CLEVELAND -- The Boston Celtics' game against Cleveland on Tuesday looked a lot like the first one they had on Sunday. Fortunately for the C's, the outcome was different as the Celtics held off a late Cavaliers rally and escaped with a 93-90 win.
Down the stretch, Boston came through with clutch shots, defensive stops and most important, the victory.
"It wasn't any panic in the huddles," said Jermaine O'Neal, who had 12 points. "Guys knew what we had to do. We had to want to get stops, and obviously, we had to score. Those are the two things that always win games."
While those were both factors in the game's outcome, there were others as well.
We outlined a few prior to the game.
Let's take a look and see how they played out.
WHAT TO LOOK FOR: Without question, the biggest concern the C's take away from Sunday's loss was their inability to score down the stretch. After a Brandon Bass jumper with 4:58 to play, Boston didn't make another basket. And its only point afterward was a Bass free throw with 4:25 to play. Look for coach Doc Rivers to bring back his core guys like Paul Pierce and Kevin Garnett about halfway through the fourth unless the game is in full-blown blow-out mode.
WHAT WE SAW: The Celtics didn't light it up in the closing moments of the game, but they consistently got the right shooter, in the right spot, to take and make the right shot.
The C's focused on their bigs leading the way offensively in the fourth, evident by all 17 of the C's points being scored by Pierce (7), Garnett (6) and Brandon Bass. Easily the biggest shot of the night was made by Garnett, whose 13-footer with 1:04 to play put the C's ahead by four points.
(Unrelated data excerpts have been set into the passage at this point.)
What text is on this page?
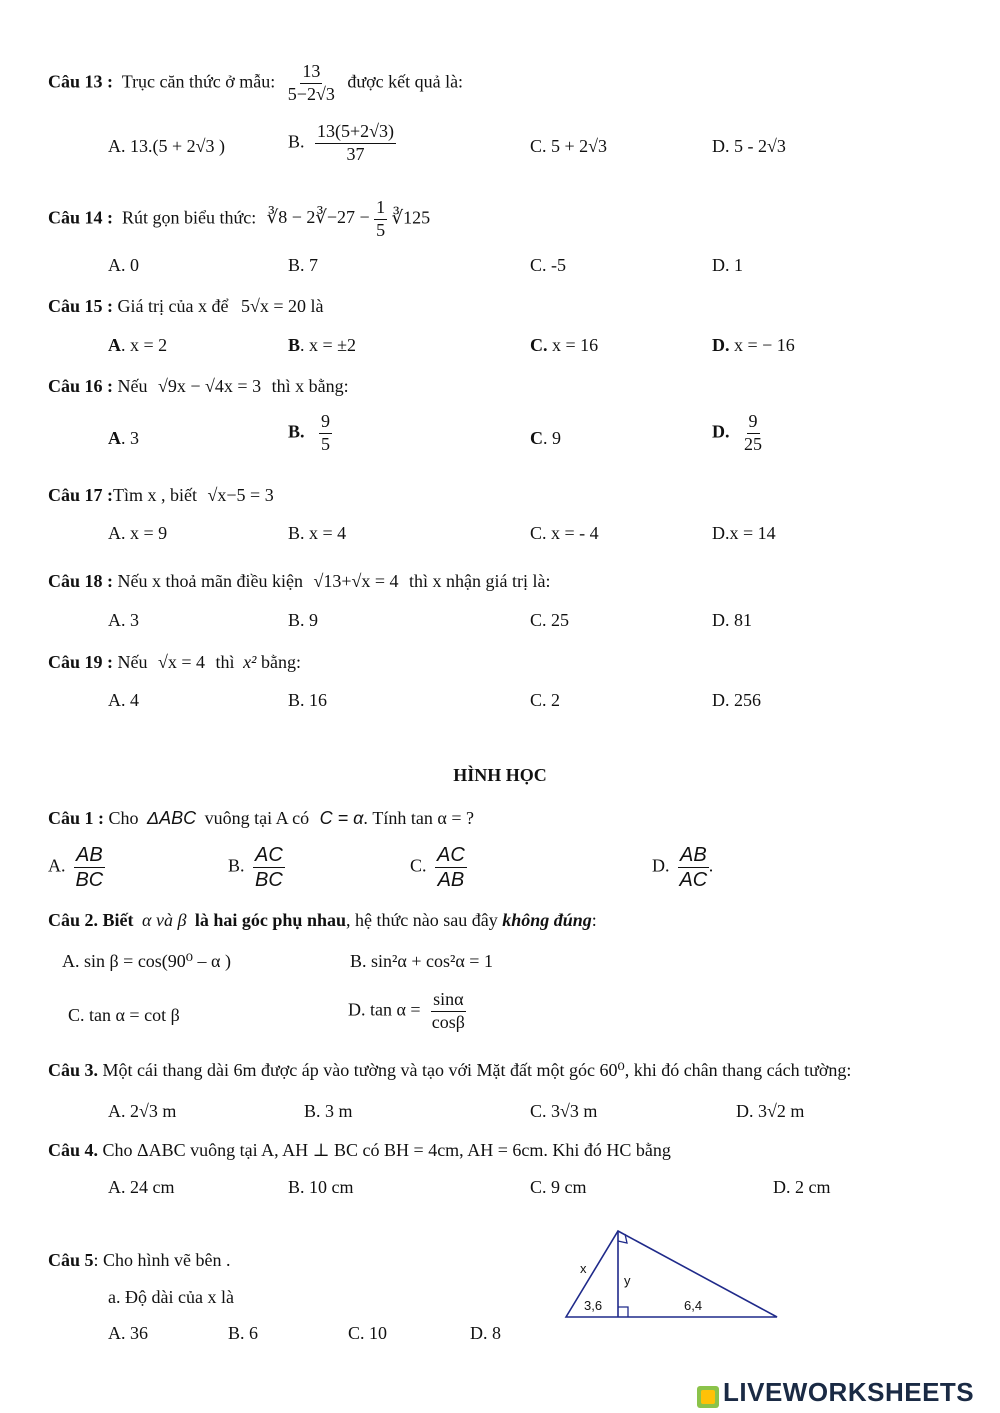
Câu 13 : Trục căn thức ở mẫu: $\frac{13}{5-2√3}$ được kết quả là:
A. 13.(5 + 2√3 )	B. $\frac{13(5+2√3)}{37}$	C. 5 + 2√3	D. 5 - 2√3
Câu 14 : Rút gọn biểu thức: ∛8 − 2∛−27 − $\frac{1}{5}$ ∛125
A. 0	B. 7	C. -5	D. 1
Câu 15 : Giá trị của x để 5√x = 20 là
A. x = 2	B. x = ±2	C. x = 16	D. x = − 16
Câu 16 : Nếu √9x − √4x = 3 thì x bằng:
A. 3	B. $\frac{9}{5}$	C. 9	D. $\frac{9}{25}$
Câu 17 :Tìm x , biết √x−5 = 3
A. x = 9	B. x = 4	C. x = - 4	D.x = 14
Câu 18 : Nếu x thoả mãn điều kiện √13+√x = 4 thì x nhận giá trị là:
A. 3	B. 9	C. 25	D. 81
Câu 19 : Nếu √x = 4 thì x² bằng:
A. 4	B. 16	C. 2	D. 256
HÌNH HỌC
Câu 1 : Cho ΔABC vuông tại A có C = α. Tính tan α = ?
A. $\frac{AB}{BC}$	B. $\frac{AC}{BC}$	C. $\frac{AC}{AB}$	D. $\frac{AB}{AC}$ .
Câu 2. Biết α và β là hai góc phụ nhau, hệ thức nào sau đây không đúng:
A. sin β = cos(90⁰ – α )	B. sin²α + cos²α = 1
C. tan α = cot β	D. $\tan \alpha = \frac{\sin\alpha}{\cos\beta}$
Câu 3. Một cái thang dài 6m được áp vào tường và tạo với Mặt đất một góc 60⁰, khi đó chân thang cách tường:
A. 2√3 m	B. 3 m	C. 3√3 m	D. 3√2 m
Câu 4. Cho ΔABC vuông tại A, AH ⊥ BC có BH = 4cm, AH = 6cm. Khi đó HC bằng
A. 24 cm	B. 10 cm	C. 9 cm	D. 2 cm
Câu 5: Cho hình vẽ bên .
a. Độ dài của x là
A. 36	B. 6	C. 10	D. 8
x
y
3,6	6,4
LIVEWORKSHEETS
"They've always been one of the best offensive executing teams in the league," said Cavs coach Byron Scott. "When you have the type of guys that they have, it's pretty easy to execute offensively."
MATCHUP TO WATCH: Avery Bradley vs Kyrie Irving: If you are a defensive stopper, which is what Bradley is pegged to be for the Celtics, you have to up for this challenge, especially when you consider how Irving, a rookie, had his way with Bradley and the C's on Sunday. He finished with a game-high 23 points, including the game-winning basket. Bradley isn't going to make Irving shrink the way he did Orlando's Jameer Nelson. But he needs to be able to make life tougher - a lot tougher - on Irving, who has said that Bradley was a player he looked up to while in high school.
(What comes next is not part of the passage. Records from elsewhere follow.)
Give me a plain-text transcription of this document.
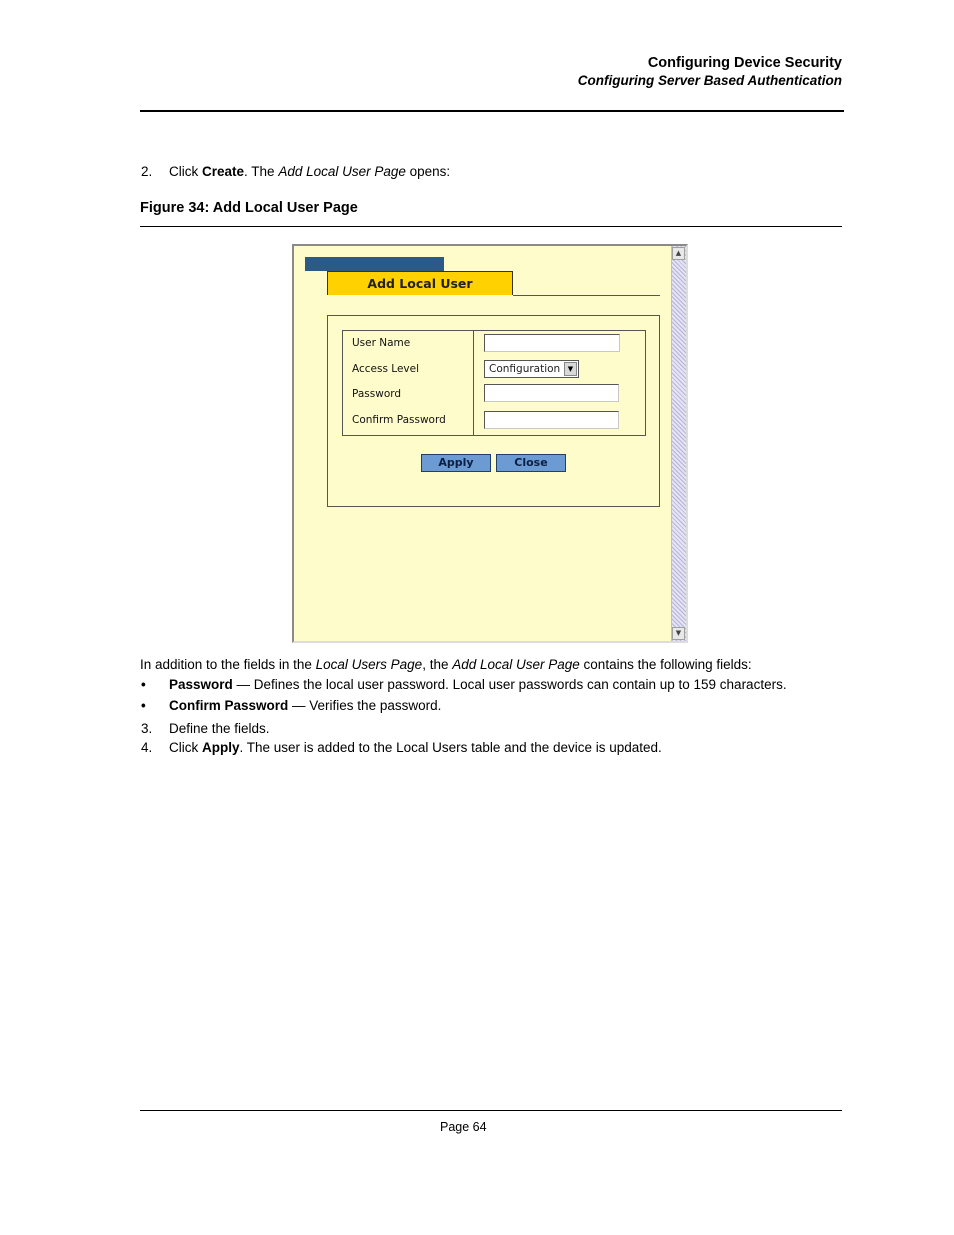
Configuring Device Security
Configuring Server Based Authentication
2. Click Create. The Add Local User Page opens:
Figure 34: Add Local User Page
Add Local User
User Name
Access Level	Configuration	▼
Password
Confirm Password
Apply	Close
▲
▼
In addition to the fields in the Local Users Page, the Add Local User Page contains the following fields:
• Password — Defines the local user password. Local user passwords can contain up to 159 characters.
• Confirm Password — Verifies the password.
3. Define the fields.
4. Click Apply. The user is added to the Local Users table and the device is updated.
Page 64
WHAT WE SAW: For three quarters, Bradley was at the very least, holding his own with Irving. But then came the fourth quarter, which brought with it a much more aggressive, more effective, Irving, who almost pulled off another end-of-the-game comeback for Cleveland. He finished with a game-high 21 points, 13 of which came in the fourth quarter.
"He just knows that that is winning time," said Scott. "His focus is even more heightened than when the game starts. He's just doing a great job in the fourth quarter."
PLAYER TO WATCH: You know Anderson Varejao is going to bring lots of energy and will make multiple effort plays on the boards. But Boston can not allow him to score 18 points, which was a season-high for him.
"You can trade Varejao today and put him on any team in the NBA, and there will be immediate results," said Rivers. "Without a play, without anything; just because of the way he plays. He's a special talent in the way that he attacks the game; tough to deal with."
WHAT WE SAW: You can add Rivers to the growing bandwagon for Varejao to be an All-Star this season. Varejao became the first player with a 2020 game against the C's, finishing with 20 points and 20 rebounds. "Varejao is always an All-Star as far as I'm concerned," Rivers said. "They should keep a spot for a role player, because that's what he does. He plays his role what he'd have? 20 points? I guarantee they didn't run one set for him."
STAT TO TRACK: The Celtics saw the video of how "night and day" their energy level was defensively against Cleveland on Sunday, and how it had been in their previous four games - all wins. While this can be difficult to quantify, points off turnovers certainly gives one a glimpse as to how the C's defensive pressure is or isn't, throwing off the timing and rhythm of an opponent. In the four wins, Boston forced those teams to turn the ball over 17.5 times which led to 19.8 points. In the Cavs loss on Sunday, Boston forced 14 turnovers that generated 17 points.
WHAT WE SAW: For three-plus quarters, Boston's defensive energy was where it needs to be in order for them to be successful. The C's forced 17 Cleveland turnovers which led to 21 points. Boston was especially effective in the second quarter when they forced four turnovers that generated nine points, a big reason why the Celtics took a 51-39 lead into the half. "I thought we played really well," said Rivers. "We had the one stretch, in the beginning of the fourth, where we really let Cleveland back in it."